Malam terasa semakin menantang, ketika alunan musik  Tarawangsa terdengar alunan dari dua alat musik tarawangsa, rebab dan kecapi. Alunan nada lembut memberikan nuansa damai berbalut mistis. Rebab dimainkan penuh energik sedangkan kecapi dimainkan petik perpetik.
Antusiasme warga mulai terasa saat acara ini dimulai. Mereka menyebut acara ini dengan sebutan ‘nyareatan’ atau dalam bahasa Indonesia dapat diartikan menari. Saehu yang pada saat itu adalah Oma Sutisna memimpin acara kesenian Tarawangsa diawali dengan proses pemanggilan roh leluhur dengan kemenyan, sesajen, dan pakaian yang disebut dengan kegiatan Ngalungsurkeun.
Saehu melakukan sungkeman kepada para saksi yang hadir atau pada kesempatan itu adalah  para tokoh masyarakat sebagai tanda penghormatan seperti dalam Filosofi Tarawangsa sendiri yaitu Ormatan, hormat kepada tarekat dan hakekat sebagai simbol dari hubungan vertikal yaitu hubungan manusia dengan Tuhan dan Horizontal yaitu hubungan manusia dengan manusia. 
Kepul asap kemenyan menambah suasana mistis namun terasa hikmat.
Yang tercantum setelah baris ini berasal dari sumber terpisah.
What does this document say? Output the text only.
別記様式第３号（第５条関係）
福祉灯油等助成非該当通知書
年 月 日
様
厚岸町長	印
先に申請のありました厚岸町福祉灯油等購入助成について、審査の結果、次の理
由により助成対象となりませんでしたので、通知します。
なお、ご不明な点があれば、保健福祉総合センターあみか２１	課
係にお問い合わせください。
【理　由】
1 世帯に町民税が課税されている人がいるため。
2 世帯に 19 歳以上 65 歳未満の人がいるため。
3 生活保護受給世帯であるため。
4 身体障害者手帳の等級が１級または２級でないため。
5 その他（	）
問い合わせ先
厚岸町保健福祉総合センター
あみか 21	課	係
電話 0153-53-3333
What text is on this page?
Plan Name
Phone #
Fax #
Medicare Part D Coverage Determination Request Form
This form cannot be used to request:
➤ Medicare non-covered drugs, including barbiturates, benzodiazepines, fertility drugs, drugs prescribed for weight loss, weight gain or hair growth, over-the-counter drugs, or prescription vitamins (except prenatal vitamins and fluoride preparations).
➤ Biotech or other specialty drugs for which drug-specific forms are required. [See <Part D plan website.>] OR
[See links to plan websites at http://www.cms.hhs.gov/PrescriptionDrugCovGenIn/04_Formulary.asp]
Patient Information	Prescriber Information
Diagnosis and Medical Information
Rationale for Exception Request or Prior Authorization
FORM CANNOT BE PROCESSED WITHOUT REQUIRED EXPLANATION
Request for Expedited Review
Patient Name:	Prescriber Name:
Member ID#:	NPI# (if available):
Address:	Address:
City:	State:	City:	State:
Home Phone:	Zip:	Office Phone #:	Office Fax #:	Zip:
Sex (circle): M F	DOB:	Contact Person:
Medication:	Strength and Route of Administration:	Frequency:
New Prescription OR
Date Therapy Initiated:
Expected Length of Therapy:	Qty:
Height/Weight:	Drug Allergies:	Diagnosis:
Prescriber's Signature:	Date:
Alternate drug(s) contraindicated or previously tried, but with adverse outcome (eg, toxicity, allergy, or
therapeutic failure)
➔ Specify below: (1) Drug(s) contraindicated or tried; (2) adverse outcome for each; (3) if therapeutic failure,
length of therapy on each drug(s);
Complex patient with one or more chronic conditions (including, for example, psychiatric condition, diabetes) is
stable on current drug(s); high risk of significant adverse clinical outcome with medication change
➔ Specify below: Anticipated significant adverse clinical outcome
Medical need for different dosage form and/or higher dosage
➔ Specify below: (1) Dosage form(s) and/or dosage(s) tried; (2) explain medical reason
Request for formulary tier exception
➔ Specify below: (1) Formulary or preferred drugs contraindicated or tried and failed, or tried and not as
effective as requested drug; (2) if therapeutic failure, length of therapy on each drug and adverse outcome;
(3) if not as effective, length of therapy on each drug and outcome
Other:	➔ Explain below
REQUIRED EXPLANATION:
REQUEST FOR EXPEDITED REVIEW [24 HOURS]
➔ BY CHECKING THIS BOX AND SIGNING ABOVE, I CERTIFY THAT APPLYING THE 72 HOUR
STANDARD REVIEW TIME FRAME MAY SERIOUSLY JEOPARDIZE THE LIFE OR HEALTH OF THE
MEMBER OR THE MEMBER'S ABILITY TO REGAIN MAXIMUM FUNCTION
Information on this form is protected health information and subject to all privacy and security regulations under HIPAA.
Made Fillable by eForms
Asap membumbung memenuhi ruangan dan wangi kemenyan begitu menyengat. Sungkeman telah dilaksanakan lalu saehu pun mengenakan selendang putih sebagai tanda kesucian hati dan bersihnya jiwa. Keris kemudian diangkat menyimbolkan sebuah undangan penghormatan kepada para leluhur agar dapat hadir dalam upacara.
Dalam rangka mengundang para leluhur tarian pun dimulai oleh saehu. Tarian ini masih termasuk dalam rangkaian ngalungsurkeun. Tarian lemah gemulai mengikuti alunan simfoni tarawangsa yang terdengar begitu ‘menghanyutkan’. saehu melakukan gerakan tarian yang disebut dengan ibing badhaya.
Setelah ibing badhaya dilakukan oleh saehu selanjutnya adalah tarian yang dilakukan oleh para wanita yang diawali dengan melakukan ider naga (berkeleling sambil membawa keris dan beberapa saji) terlebih dahulu.  Mereka berkeliling sambil menari.
Hingga Musik pun berhenti dan sasajen disimpan lalu semua penari wanita yang berjumlah lima orang pun kembali duduk. Seorang Saehu Perempuan melakukan kegiatan yang disebut dengan Netes. Beliau berdoa dan melakukan amitan sebagai piranti komunikasi dengan Ghaib. Setelah berdoa dilanjutkan dengan menyirami sasajen dan ineban dengan menggunakan air sebagai maksud agar kita selalu dilimpahi anugerah seperti hujan yang telah menyuburkan padi.
Musik pun kembali mengalun dan saehu laki-laki kembali menari. Pada kesempatan ini tarian yang dilakukan disebut dengan Nema paibuan. Tidak ada ciri khas yang nampak dari tarian itu  namun mengalir sesuai dengan alunan musik. Nema paibuan memiliki maksud pemberian giliran kepada wanita yang hadir untuk melakukan nyareatan.
Ada sesuatu yang berbeda disini yaitu pada selendang. Kali ini selendang saehu ditambah dengan dua warna yang lain yaitu selendang berwarna merah dan selendang berwarna hijau dimana selendang mempunyai fungsi sebagai alat kontrol untuk penari agar tidak “liar” apabila mengalami trance.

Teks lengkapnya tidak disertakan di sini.